Ich selbst komme aus Tübingen, einer Stadt in Süddeutschland, an deren Universität NS-Kriegsverbrecher, wie etwa der SS-Einsatzgruppenleiter Walter Stahlecker, ausgebildet wurden – Männer, die für den Tod von Hunderttausenden Juden verantwortlich waren.

Vor 80 Jahren endete der verbrecherische Krieg des NS-Regimes am 7. Mai 1945 mit der Unterzeichnung der bedingungslosen Kapitulation in Reims, Frankreich. Der 8. Mai 1945 markiert als „Tag der Befreiung“ offiziell das Kriegsende.

Der Zweite Weltkrieg war einer der verheerendsten Konflikte der Menschheitsgeschichte und forderte insgesamt zwischen 70 und 85 Millionen Menschenleben. Sechs Millionen Juden wurden durch das nationalsozialistische Regime systematisch verfolgt und in Konzentrations- und Vernichtungslagern ermordet. Auch Sinti und Roma, Homosexuelle, Menschen mit Behinderungen und politische Gegner wurden Opfer des NS-Terrors.

Das 80-jährige Jubiläum des Kriegsendes ist nicht nur ein historisches Datum. 80 Jahre Kriegsende bedeuten den Sieg der Alliierten über eine totalitäre Diktatur.

Wir haben den Auftrag, aus der Vergangenheit Konsequenzen für die Gegenwart zu ziehen. Ich frage mich: Was bedeutet dieses Gedenken im Jahr 2025, in dem Judenhass geradezu explodiert und die Welt sich scheinbar wieder in Richtung autoritärer Systeme bewegt?

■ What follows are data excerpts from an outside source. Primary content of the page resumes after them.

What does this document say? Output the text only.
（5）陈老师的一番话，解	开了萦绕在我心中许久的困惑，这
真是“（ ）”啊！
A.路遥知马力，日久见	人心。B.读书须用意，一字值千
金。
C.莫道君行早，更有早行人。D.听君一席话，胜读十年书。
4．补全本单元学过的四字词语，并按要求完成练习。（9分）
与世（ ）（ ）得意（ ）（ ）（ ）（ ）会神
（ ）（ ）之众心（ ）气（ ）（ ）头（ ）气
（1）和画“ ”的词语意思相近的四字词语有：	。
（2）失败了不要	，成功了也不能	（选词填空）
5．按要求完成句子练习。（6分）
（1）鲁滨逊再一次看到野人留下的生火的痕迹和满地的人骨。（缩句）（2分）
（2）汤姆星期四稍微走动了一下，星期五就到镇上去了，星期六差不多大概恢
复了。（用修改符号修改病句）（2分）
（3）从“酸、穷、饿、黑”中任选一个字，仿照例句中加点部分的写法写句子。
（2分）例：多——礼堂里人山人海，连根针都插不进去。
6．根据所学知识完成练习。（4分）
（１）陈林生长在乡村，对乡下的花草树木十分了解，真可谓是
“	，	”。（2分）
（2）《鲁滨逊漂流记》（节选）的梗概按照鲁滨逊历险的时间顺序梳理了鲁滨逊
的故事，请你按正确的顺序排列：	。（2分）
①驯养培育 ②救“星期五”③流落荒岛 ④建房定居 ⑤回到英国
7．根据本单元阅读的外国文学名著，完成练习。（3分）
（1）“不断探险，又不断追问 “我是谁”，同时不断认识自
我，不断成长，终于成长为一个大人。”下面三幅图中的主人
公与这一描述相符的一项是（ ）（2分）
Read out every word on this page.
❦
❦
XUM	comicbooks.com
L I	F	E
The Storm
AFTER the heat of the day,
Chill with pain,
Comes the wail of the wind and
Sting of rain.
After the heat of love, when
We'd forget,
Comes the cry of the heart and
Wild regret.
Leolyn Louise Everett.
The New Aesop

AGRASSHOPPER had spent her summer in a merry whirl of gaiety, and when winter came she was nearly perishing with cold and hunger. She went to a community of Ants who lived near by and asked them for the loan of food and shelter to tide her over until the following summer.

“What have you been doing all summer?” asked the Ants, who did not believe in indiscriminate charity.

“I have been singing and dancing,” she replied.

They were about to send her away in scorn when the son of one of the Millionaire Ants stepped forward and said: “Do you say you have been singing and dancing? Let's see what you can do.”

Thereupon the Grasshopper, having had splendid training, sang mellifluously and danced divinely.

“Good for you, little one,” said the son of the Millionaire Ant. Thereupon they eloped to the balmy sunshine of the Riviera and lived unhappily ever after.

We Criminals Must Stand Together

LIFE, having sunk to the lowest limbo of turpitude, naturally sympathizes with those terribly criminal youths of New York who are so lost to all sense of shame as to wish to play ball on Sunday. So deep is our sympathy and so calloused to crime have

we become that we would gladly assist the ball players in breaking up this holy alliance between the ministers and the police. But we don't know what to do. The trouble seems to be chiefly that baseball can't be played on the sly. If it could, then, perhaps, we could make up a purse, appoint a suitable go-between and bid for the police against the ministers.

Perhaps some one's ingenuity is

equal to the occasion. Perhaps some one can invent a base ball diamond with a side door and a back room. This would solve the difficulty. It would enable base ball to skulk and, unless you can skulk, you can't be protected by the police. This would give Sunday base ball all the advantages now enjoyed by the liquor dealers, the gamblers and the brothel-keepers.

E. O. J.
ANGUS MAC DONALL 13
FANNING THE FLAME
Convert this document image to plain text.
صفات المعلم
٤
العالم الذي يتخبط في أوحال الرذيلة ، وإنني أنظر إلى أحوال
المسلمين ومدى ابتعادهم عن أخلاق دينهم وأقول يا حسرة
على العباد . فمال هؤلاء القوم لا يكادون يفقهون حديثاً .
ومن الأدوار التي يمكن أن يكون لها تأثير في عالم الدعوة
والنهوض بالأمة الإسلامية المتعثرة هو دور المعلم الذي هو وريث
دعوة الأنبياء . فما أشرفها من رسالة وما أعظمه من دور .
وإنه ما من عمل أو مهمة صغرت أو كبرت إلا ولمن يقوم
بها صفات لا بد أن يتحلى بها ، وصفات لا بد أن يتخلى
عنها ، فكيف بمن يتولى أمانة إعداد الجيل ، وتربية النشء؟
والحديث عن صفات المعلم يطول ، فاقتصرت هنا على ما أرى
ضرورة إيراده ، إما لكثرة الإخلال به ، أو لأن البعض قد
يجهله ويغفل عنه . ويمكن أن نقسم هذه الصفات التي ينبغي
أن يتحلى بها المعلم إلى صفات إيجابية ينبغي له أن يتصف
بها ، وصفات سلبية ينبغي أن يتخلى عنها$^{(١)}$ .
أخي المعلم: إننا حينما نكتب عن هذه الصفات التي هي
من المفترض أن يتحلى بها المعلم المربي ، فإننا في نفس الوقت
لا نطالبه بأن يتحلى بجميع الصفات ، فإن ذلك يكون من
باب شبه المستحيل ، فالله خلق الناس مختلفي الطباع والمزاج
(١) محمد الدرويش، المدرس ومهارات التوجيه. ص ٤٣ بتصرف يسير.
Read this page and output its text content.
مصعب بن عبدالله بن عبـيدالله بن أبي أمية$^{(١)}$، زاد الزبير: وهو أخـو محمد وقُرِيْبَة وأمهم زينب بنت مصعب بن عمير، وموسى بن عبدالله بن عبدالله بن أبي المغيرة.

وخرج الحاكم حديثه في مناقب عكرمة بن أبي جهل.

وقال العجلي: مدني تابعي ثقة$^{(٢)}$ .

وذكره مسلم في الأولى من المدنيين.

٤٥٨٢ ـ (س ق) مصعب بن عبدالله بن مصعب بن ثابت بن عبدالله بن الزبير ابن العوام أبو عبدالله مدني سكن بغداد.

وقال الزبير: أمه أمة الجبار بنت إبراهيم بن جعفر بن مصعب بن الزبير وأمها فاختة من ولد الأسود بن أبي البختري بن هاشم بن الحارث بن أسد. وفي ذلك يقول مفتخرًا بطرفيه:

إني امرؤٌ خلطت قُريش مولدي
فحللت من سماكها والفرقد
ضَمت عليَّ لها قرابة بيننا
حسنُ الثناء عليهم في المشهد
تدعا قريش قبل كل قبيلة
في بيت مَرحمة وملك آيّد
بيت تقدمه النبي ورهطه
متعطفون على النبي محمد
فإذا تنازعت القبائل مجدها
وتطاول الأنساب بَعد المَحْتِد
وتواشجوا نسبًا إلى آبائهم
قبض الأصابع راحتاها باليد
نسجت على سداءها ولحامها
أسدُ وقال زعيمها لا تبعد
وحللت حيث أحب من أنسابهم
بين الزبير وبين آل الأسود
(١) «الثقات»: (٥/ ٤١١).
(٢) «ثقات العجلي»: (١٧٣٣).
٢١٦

Das Kriegsende 1945 war ein militärischer Sieg, aber war es auch ein moralischer Neubeginn? Die Herrschaft des NS-Staates hatte die demokratischen Strukturen vollständig zerstört, Meinungs- und Religionsfreiheit abgeschafft und die Menschenrechte systematisch verletzt. Mit der Besatzung durch die Alliierten begann ein tiefgreifender Wandel. Die Unterstützung der Alliierten nach dem Zweiten Weltkrieg hat wesentlich zur Entwicklung der Bundesrepublik Deutschland als stabiler Demokratie beigetragen. Ohne diese Hilfe wäre der Weg zu Freiheit und Wohlstand kaum möglich gewesen.

Der 80. Jahrestag ist eine Mahnung, dass unsere demokratischen Werte – wie Menschenwürde, Meinungsfreiheit und Religionsfreiheit – nicht selbstverständlich sind, sondern immer wieder neu entdeckt, aktiv gelebt und entschlossen verteidigt werden müssen.

Deutschland nach dem Krieg 1945: Der Krieg ist verloren und Deutschland am Ende. Die Kapitulation war für die meisten Deutschen ein „Zusammenbruch“. Die Städte, Straßen und Brücken waren zerbombt, Millionen Menschen waren auf der Flucht oder vertrieben. Die Menschen lebten in Notunterkünften, Familien waren auseinandergerissen – es gab nichts mehr, woran man Halt finden und sich aufrichten konnte. Man nennt es die „Stunde null“. Die Schuldgeschichte der Familie, ob aktiv oder passiv, verbarg sich von nun an hinter einer Decke des Schweigens. Das war die Zeit, in der aus dem Volk der Täter ein Volk der Opfer wurde.

Von 1945 bis 1948 wollten die Westlichen Alliierten die Wurzeln des Nationalsozialismus vollständig beseitigen und begannen mit der Entnazifizierung. Doch bald sahen sie sich einem Dickicht aus Lügen und verdrehten Zusammenhängen gegenüber. Es war die Zeit, in der man sich Persilscheine ausstellte, das waren Entlastungsbriefe, in denen Nazis „reingewaschen“ und zu anständigen Menschen erklärt wurden.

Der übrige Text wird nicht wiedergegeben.